Und so kam es auch. Als sie links in den Stöppelsbach und gleich danach in die Weststraße einbogen, waren die ersten Tropfen auf der Frontscheibe des A5 zu sehen. „Beste Voraussetzungen für eventuelles Klinkenputzen“, lachte Corinna bitter. Aber als Wittgensteinerin war sie solches Wetter gewohnt. Und bei einer Temperatur von 22 Grad war das für hiesige Verhältnisse fast als subtropisch zu bezeichnen. „Wittjesteena Sürrelwäära“ war deutlich schlimmer.
Dann schien der Himmel förmlich zu platzen. Corinna hielt rechts an, stellte den Motor ab und den Funk etwas lauter. Der Regen prasselte heftig auf‘s Autodach.

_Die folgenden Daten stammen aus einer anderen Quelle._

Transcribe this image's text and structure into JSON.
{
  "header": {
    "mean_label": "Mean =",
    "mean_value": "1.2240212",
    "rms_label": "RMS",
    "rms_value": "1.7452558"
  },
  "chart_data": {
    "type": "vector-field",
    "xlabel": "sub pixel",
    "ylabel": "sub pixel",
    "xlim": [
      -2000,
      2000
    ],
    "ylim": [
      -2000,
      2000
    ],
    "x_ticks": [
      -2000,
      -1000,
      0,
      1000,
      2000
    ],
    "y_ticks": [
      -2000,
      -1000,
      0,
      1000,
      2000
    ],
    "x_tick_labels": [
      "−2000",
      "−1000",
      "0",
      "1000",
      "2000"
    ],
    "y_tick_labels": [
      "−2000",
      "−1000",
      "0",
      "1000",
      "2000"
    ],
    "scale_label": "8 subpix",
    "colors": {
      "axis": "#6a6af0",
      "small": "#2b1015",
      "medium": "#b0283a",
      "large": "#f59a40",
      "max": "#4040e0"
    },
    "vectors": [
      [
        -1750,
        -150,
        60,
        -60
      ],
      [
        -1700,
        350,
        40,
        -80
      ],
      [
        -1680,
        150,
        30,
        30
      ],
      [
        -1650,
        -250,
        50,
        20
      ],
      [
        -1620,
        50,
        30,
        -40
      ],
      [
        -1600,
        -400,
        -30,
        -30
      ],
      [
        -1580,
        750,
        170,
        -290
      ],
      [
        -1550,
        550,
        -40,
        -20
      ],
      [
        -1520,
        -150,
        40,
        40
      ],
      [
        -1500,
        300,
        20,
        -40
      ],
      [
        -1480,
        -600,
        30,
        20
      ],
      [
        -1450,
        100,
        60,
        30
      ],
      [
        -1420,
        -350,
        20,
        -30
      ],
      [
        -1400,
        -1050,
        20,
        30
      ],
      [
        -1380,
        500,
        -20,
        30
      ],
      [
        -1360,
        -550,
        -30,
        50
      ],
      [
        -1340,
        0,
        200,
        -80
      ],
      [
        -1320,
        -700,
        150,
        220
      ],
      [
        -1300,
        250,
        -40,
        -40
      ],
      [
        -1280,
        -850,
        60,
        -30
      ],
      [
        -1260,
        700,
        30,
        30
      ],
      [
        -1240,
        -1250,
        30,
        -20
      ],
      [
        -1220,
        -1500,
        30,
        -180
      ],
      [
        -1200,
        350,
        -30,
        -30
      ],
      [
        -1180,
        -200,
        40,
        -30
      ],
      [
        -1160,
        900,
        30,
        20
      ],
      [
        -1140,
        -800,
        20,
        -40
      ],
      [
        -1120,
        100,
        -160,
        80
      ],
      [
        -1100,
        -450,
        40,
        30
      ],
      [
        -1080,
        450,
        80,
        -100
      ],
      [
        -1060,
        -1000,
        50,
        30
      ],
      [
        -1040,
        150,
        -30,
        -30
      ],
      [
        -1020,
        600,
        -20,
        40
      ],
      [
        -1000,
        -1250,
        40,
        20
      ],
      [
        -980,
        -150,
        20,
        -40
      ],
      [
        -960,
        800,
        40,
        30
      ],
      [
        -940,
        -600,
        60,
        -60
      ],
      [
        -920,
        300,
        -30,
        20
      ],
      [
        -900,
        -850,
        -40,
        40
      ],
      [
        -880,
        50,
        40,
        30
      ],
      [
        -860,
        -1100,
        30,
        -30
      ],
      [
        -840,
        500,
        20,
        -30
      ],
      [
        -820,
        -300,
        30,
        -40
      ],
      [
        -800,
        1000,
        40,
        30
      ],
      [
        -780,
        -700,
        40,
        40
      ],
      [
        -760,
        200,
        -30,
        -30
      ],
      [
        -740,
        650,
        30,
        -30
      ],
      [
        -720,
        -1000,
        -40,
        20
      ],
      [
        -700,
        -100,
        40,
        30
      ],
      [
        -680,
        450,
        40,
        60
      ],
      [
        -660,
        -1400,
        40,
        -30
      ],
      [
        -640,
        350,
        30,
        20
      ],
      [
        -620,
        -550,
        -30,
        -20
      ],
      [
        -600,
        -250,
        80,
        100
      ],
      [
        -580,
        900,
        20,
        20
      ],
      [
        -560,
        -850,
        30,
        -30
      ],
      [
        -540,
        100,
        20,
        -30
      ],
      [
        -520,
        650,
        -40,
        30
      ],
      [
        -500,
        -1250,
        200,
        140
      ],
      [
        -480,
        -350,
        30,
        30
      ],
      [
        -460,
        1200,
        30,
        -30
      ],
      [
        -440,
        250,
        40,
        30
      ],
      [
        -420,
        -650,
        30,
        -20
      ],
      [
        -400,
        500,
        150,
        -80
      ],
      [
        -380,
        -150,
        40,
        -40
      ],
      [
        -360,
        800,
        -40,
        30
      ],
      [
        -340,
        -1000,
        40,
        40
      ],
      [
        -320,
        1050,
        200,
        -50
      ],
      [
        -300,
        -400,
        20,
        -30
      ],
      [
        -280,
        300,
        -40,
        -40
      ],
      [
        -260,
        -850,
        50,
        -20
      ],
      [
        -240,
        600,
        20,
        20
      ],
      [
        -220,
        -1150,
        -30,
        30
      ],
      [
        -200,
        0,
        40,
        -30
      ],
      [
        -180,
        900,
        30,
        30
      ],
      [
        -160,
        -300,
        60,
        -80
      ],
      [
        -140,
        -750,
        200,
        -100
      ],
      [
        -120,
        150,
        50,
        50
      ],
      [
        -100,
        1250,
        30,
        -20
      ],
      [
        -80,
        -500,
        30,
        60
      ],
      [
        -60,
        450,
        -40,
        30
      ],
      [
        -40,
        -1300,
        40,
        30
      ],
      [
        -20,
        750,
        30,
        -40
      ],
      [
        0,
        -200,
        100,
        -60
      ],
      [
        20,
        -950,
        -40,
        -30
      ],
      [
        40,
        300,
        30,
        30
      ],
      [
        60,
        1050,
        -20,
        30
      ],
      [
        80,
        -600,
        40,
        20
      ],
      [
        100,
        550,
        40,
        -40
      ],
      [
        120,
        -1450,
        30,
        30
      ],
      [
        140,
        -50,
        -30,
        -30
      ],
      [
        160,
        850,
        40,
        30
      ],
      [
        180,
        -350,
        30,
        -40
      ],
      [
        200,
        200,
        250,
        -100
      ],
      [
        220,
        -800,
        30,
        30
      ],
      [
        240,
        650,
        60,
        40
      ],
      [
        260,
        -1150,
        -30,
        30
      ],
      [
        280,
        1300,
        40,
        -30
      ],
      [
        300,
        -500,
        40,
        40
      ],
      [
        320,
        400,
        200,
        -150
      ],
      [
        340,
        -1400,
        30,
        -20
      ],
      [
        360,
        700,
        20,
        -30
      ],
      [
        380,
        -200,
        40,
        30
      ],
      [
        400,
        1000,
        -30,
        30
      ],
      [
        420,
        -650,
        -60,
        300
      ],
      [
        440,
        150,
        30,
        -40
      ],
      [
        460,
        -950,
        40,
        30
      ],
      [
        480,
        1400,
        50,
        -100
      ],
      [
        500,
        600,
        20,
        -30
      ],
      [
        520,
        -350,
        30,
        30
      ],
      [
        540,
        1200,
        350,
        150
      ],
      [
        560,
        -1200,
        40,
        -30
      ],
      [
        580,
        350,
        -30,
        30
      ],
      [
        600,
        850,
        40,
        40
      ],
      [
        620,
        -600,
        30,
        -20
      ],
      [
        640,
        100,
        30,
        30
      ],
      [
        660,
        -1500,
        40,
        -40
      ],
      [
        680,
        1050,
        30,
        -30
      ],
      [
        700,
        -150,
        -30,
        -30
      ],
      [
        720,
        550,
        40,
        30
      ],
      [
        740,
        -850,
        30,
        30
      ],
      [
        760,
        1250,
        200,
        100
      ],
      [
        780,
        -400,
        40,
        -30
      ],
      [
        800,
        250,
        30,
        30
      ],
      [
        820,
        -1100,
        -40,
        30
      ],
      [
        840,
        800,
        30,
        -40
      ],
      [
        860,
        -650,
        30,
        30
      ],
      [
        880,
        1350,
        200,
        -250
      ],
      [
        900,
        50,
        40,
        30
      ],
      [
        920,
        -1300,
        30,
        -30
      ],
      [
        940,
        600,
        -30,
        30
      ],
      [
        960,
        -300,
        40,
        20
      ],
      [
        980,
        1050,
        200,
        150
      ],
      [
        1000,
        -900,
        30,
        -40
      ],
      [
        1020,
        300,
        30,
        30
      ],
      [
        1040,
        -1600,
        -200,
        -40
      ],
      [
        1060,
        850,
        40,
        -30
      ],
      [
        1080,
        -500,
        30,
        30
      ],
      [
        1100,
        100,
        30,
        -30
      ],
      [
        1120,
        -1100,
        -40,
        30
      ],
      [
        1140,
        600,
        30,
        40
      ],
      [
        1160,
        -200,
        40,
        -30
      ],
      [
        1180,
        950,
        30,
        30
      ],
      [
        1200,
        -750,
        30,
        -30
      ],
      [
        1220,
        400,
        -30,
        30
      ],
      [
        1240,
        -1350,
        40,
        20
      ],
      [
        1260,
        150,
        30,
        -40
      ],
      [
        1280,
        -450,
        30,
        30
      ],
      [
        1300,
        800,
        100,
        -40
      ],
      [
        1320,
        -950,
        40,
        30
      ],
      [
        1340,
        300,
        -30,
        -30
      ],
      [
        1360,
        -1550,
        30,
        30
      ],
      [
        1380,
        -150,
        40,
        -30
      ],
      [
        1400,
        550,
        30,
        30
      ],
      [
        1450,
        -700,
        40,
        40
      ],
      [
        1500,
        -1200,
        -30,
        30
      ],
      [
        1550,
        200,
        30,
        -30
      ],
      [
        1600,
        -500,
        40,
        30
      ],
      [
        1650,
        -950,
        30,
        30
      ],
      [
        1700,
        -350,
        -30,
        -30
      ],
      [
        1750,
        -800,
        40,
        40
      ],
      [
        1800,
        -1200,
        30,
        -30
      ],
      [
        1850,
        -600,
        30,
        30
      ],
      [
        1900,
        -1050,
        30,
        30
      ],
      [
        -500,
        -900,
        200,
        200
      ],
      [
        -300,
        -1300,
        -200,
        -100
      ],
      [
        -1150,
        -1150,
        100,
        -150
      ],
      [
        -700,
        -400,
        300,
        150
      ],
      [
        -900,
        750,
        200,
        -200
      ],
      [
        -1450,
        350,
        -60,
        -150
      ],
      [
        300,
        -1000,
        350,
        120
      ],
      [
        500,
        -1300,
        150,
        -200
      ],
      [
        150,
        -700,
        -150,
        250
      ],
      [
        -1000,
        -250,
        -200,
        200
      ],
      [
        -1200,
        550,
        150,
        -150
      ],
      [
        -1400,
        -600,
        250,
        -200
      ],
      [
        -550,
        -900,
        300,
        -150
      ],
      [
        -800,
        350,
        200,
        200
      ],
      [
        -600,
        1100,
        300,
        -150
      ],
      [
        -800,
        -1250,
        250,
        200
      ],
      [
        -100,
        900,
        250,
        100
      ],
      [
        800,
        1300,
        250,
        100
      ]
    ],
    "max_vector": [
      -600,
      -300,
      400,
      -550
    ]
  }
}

„Solches Wetter hätten wir im Sommer öfter mal gebraucht. Jetzt ist‘s schon fast zu spät. Höchstens die Rasenbesitzer haben noch was davon.“ In ihr kam das Mädchen vom Lande durch. Ihre Eltern hatten noch immer ein paar Kühe im Stall stehen und betrieben einen kleinen Hofladen. In dem gab es in erster Linie hausgemachten Käse. Christa, ihre Mutter, hatte viele Lehrgänge besucht, um überhaupt eine Lizenz für die Erzeugung und den Verkauf zu bekommen. Und einen Haufen Umbauten hatte es daheim gegeben, um das Wagnis „Käseküche und Hofladen“ angehen zu können.